Baykeeper Fights Refineries for Stronger Controls on Selenium Pollution in the Bay

Nov 17, 2016

North Bay

Baykeeper is urging the State Water Board and Environmental Protection Agency to limit the amount of toxic selenium allowed in San Francisco Bay. Bay Area oil refineries are the region’s largest source of selenium in the Bay, but refinery representatives have undermined efforts to institute stronger controls on this dangerous contaminant.

Recent monitoring samples show high levels of selenium in Bay Area fish and clams. When larger species, including the federally-threatened green sturgeon, eat selenium-contaminated bottom feeders, their tissues accumulate selenium at harmful levels. At trace levels, selenium is an essential micronutrient. Excess selenium, however, inhibits growth, causes gross deformities, and can kill bottom-feeding ducks and fish.

The Shell refinery in Martinez and Richmond’s Chevron refinery together discharge over 60% of the selenium from the region’s five refineries. The Valero refinery in Benicia, located near the Suisun Marsh wildlife refuge, and the Phillips 66 facility in Rodeo release the most highly concentrated selenium-laden wastewater.

Agricultural runoff from the Central Valley is another source that is often blamed for the high selenium levels in the North Bay. Recent biological monitoring, however, indicates that the wildlife located downstream of the major refineries, in Suisun Bay and San Pablo Bay, exhibit the highest levels of selenium.

Despite the scientific data, oil refineries continue to exert undue influence over the selenium regulatory process. The San Francisco Bay Regional Water Board recently finalized the limit on how much selenium is allowed in the northern areas of San Francisco Bay, where oil refining activity is concentrated. Oil industry representatives dominated the stakeholder process and successfully lobbied for no reductions of selenium from refineries or any other source.

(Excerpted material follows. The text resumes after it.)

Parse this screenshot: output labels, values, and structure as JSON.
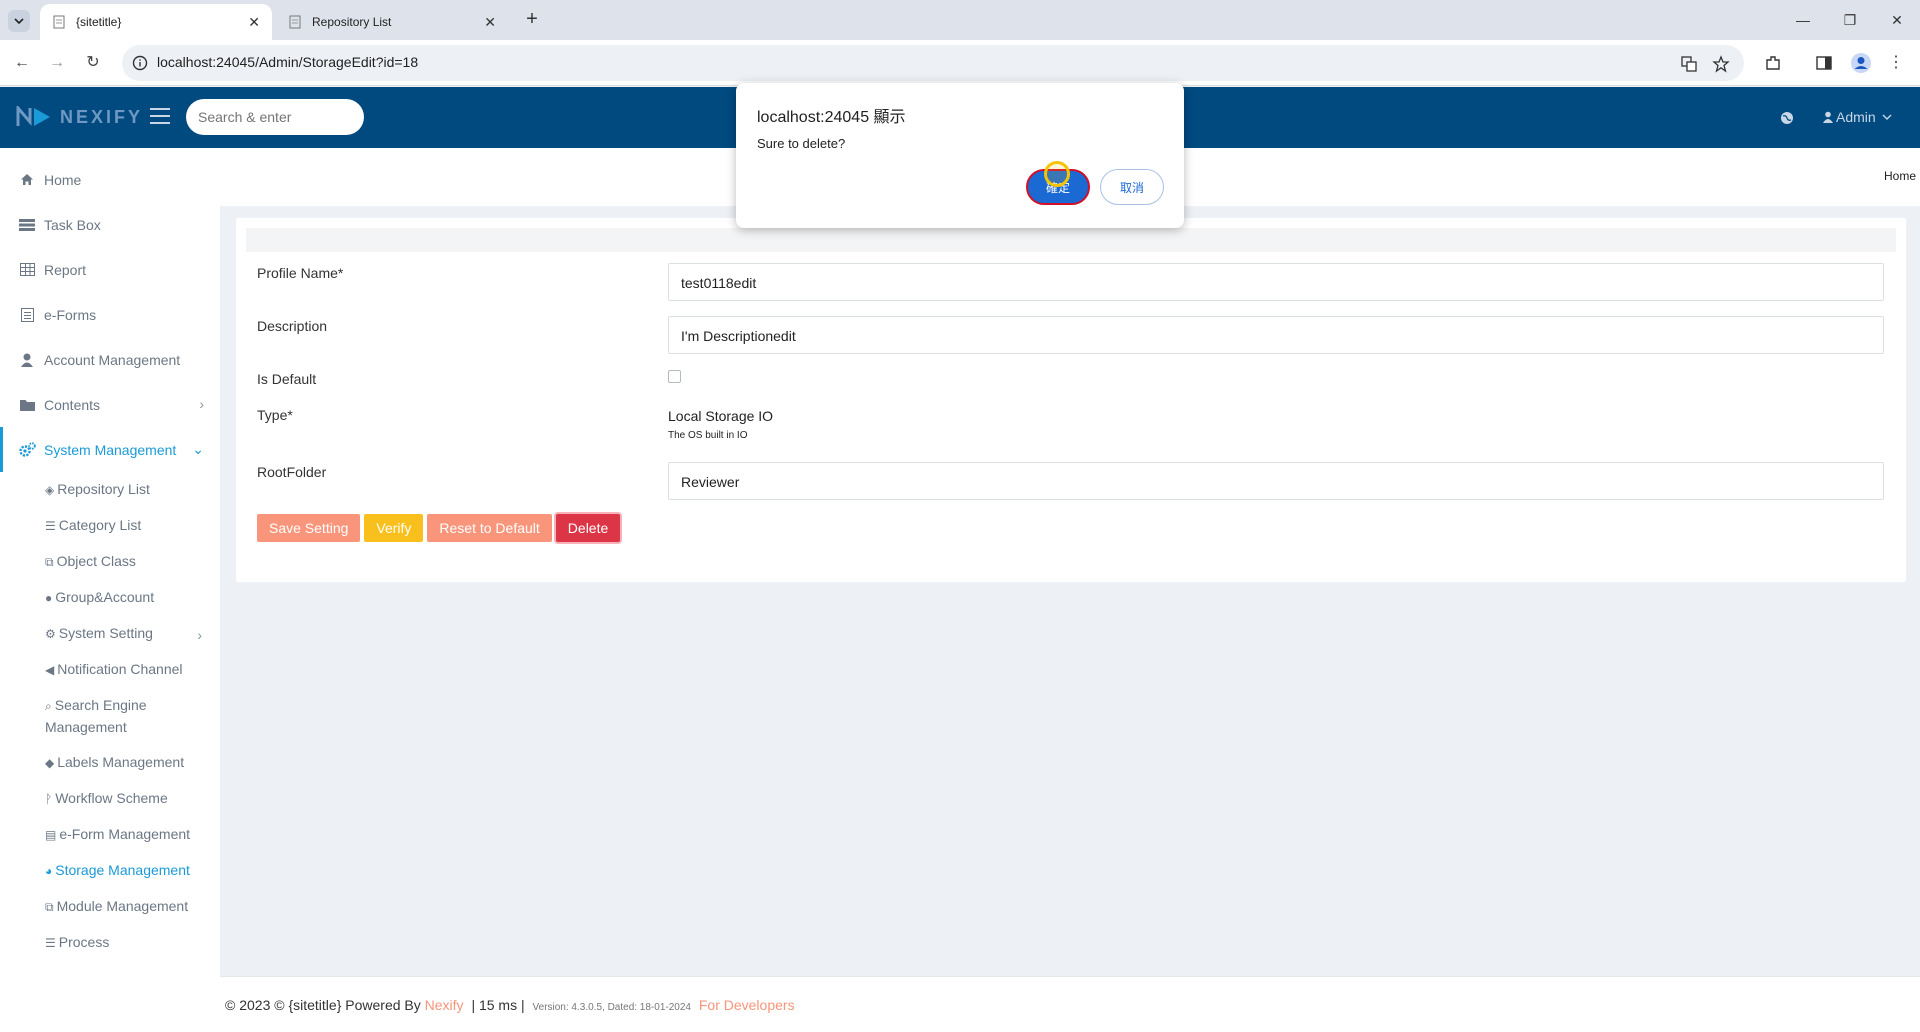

Some refineries have claimed that reducing selenium would be too costly or physically impractical to justify the benefits to Bay ecology. They have yet to provide evidence of these hardships or to dispel the general belief that their current technologies can be applied more efficiently, without much additional expense, to reduce selenium discharges for the benefit of the Bay.

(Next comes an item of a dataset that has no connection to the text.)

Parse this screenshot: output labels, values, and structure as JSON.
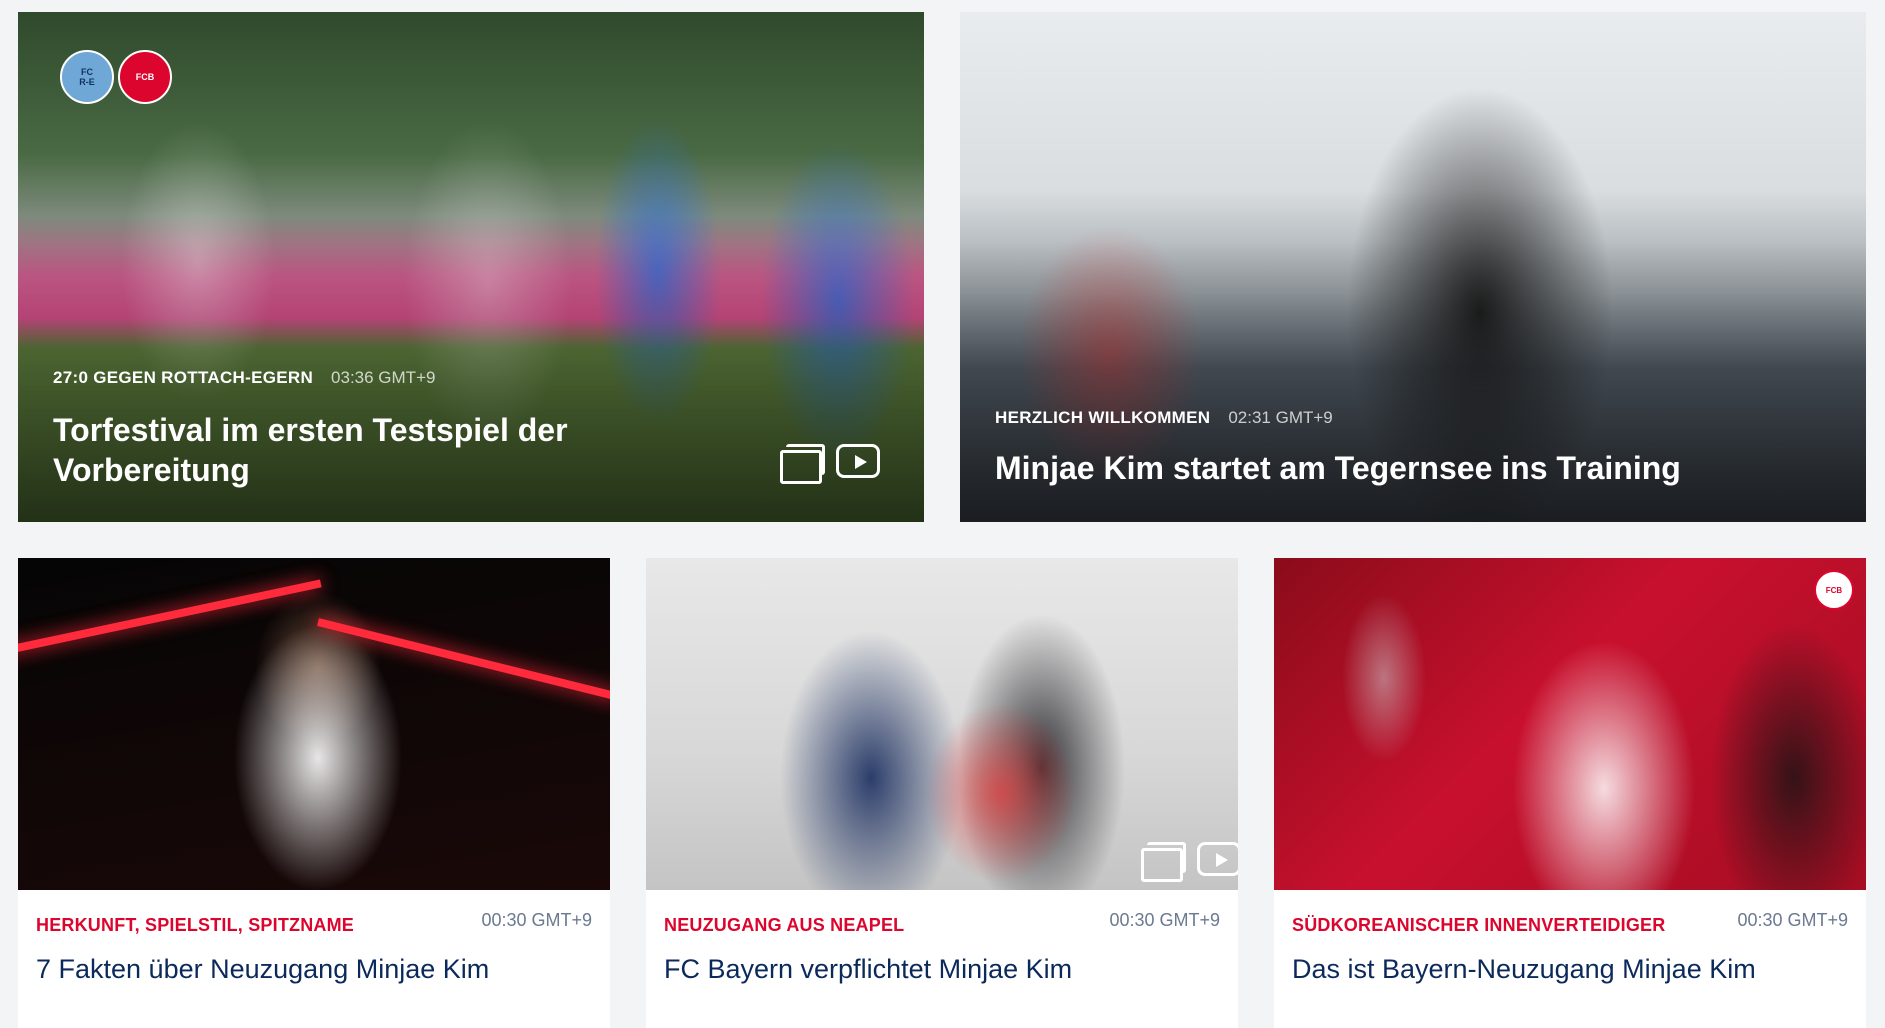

In the 1990s, regulators sought to prevent selenium-poisoning impacts in the Bay like the waterfowl deformities seen in the Kesterson Reservoir in the Central Valley. New selenium controls were required at Bay Area refineries, which resulted in significant improvements in selenium concentrations in water and wildlife.

Now, however, conditions have changed. Prolonged drought and reduced freshwater flows have concentrated selenium at levels that once again pose a serious threat to sensitive species. Clams and other bottom feeders have accumulated selenium in high concentrations. This pollutant travels up the food chain to larger species like sturgeon and diving ducks. 

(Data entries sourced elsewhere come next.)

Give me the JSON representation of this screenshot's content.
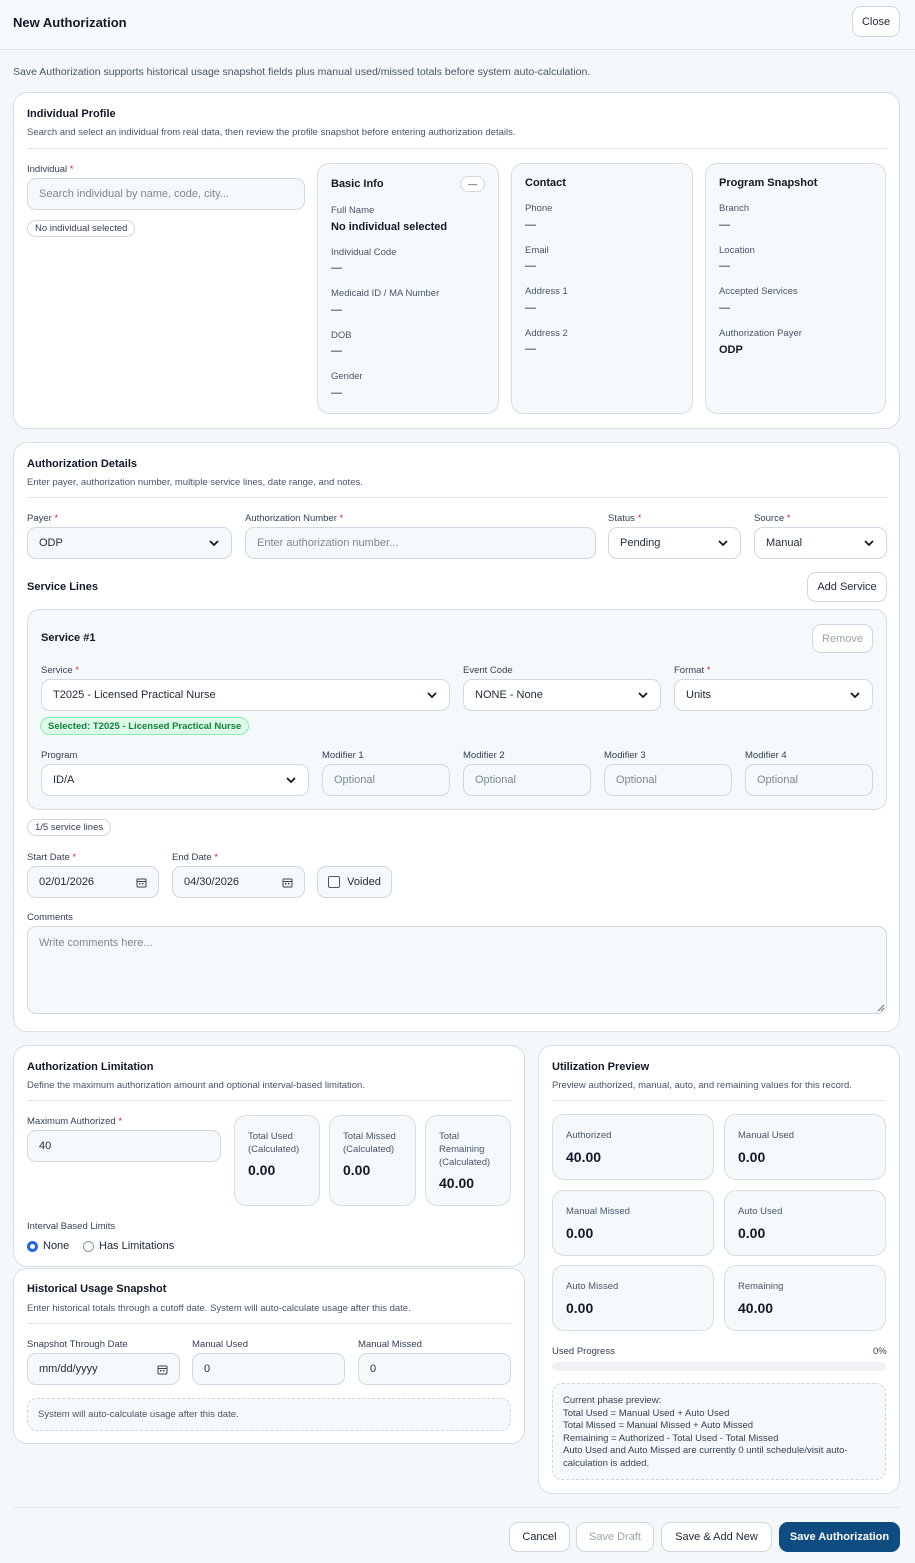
{
  "header": {
    "title": "New Authorization",
    "close_label": "Close"
  },
  "intro": "Save Authorization supports historical usage snapshot fields plus manual used/missed totals before system auto-calculation.",
  "profile": {
    "title": "Individual Profile",
    "subtitle": "Search and select an individual from real data, then review the profile snapshot before entering authorization details.",
    "individual_label": "Individual",
    "search_placeholder": "Search individual by name, code, city...",
    "selected_badge": "No individual selected",
    "basic": {
      "title": "Basic Info",
      "collapse": "—",
      "full_name_label": "Full Name",
      "full_name": "No individual selected",
      "code_label": "Individual Code",
      "code": "—",
      "medicaid_label": "Medicaid ID / MA Number",
      "medicaid": "—",
      "dob_label": "DOB",
      "dob": "—",
      "gender_label": "Gender",
      "gender": "—"
    },
    "contact": {
      "title": "Contact",
      "phone_label": "Phone",
      "phone": "—",
      "email_label": "Email",
      "email": "—",
      "addr1_label": "Address 1",
      "addr1": "—",
      "addr2_label": "Address 2",
      "addr2": "—"
    },
    "program": {
      "title": "Program Snapshot",
      "branch_label": "Branch",
      "branch": "—",
      "location_label": "Location",
      "location": "—",
      "services_label": "Accepted Services",
      "services": "—",
      "payer_label": "Authorization Payer",
      "payer": "ODP"
    }
  },
  "details": {
    "title": "Authorization Details",
    "subtitle": "Enter payer, authorization number, multiple service lines, date range, and notes.",
    "payer_label": "Payer",
    "payer": "ODP",
    "authnum_label": "Authorization Number",
    "authnum_placeholder": "Enter authorization number...",
    "status_label": "Status",
    "status": "Pending",
    "source_label": "Source",
    "source": "Manual",
    "service_lines_title": "Service Lines",
    "add_service": "Add Service",
    "service": {
      "title": "Service #1",
      "remove": "Remove",
      "service_label": "Service",
      "service_value": "T2025 - Licensed Practical Nurse",
      "event_label": "Event Code",
      "event_value": "NONE - None",
      "format_label": "Format",
      "format_value": "Units",
      "selected_badge": "Selected: T2025 - Licensed Practical Nurse",
      "program_label": "Program",
      "program_value": "ID/A",
      "mod1_label": "Modifier 1",
      "mod2_label": "Modifier 2",
      "mod3_label": "Modifier 3",
      "mod4_label": "Modifier 4",
      "mod_placeholder": "Optional"
    },
    "lines_count": "1/5 service lines",
    "start_label": "Start Date",
    "start": "02/01/2026",
    "end_label": "End Date",
    "end": "04/30/2026",
    "voided_label": "Voided",
    "comments_label": "Comments",
    "comments_placeholder": "Write comments here..."
  },
  "limitation": {
    "title": "Authorization Limitation",
    "subtitle": "Define the maximum authorization amount and optional interval-based limitation.",
    "max_label": "Maximum Authorized",
    "max_value": "40",
    "used_label": "Total Used (Calculated)",
    "used": "0.00",
    "missed_label": "Total Missed (Calculated)",
    "missed": "0.00",
    "remaining_label": "Total Remaining (Calculated)",
    "remaining": "40.00",
    "interval_label": "Interval Based Limits",
    "opt_none": "None",
    "opt_has": "Has Limitations"
  },
  "snapshot": {
    "title": "Historical Usage Snapshot",
    "subtitle": "Enter historical totals through a cutoff date. System will auto-calculate usage after this date.",
    "through_label": "Snapshot Through Date",
    "through_placeholder": "mm/dd/yyyy",
    "manual_used_label": "Manual Used",
    "manual_used": "0",
    "manual_missed_label": "Manual Missed",
    "manual_missed": "0",
    "note": "System will auto-calculate usage after this date."
  },
  "utilization": {
    "title": "Utilization Preview",
    "subtitle": "Preview authorized, manual, auto, and remaining values for this record.",
    "authorized_label": "Authorized",
    "authorized": "40.00",
    "manual_used_label": "Manual Used",
    "manual_used": "0.00",
    "manual_missed_label": "Manual Missed",
    "manual_missed": "0.00",
    "auto_used_label": "Auto Used",
    "auto_used": "0.00",
    "auto_missed_label": "Auto Missed",
    "auto_missed": "0.00",
    "remaining_label": "Remaining",
    "remaining": "40.00",
    "progress_label": "Used Progress",
    "progress_text": "0%",
    "progress_fraction": 0,
    "phase_lines": [
      "Current phase preview:",
      "Total Used = Manual Used + Auto Used",
      "Total Missed = Manual Missed + Auto Missed",
      "Remaining = Authorized - Total Used - Total Missed",
      "Auto Used and Auto Missed are currently 0 until schedule/visit auto-",
      "calculation is added."
    ]
  },
  "footer": {
    "cancel": "Cancel",
    "save_draft": "Save Draft",
    "save_add_new": "Save & Add New",
    "save": "Save Authorization"
  },
  "colors": {
    "primary": "#0f4c81",
    "required": "#dc2626",
    "radio_on": "#2563eb",
    "badge_green": "#15803d"
  }
}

The North Bay, and Suisun Bay in particular, was recently classified as being in “fair to poor condition and getting worse” by regional scientists in the updated Comprehensive Conservation and Management Plan for the San Francisco Estuary. Selenium was identified as one of several major water quality threats to the Delta and Suisun Bay.

Fortunately, selenium reduction from the major dischargers is a relatively manageable effort that would create major gains for the health of the Bay.  Baykeeper has laid out strong legal and scientific arguments for strengthening the limits on the amount of selenium allowed in San Francisco Bay, and we will continue to take every opportunity to advocate for tighter controls on selenium pollution to keep our watershed healthy and safe.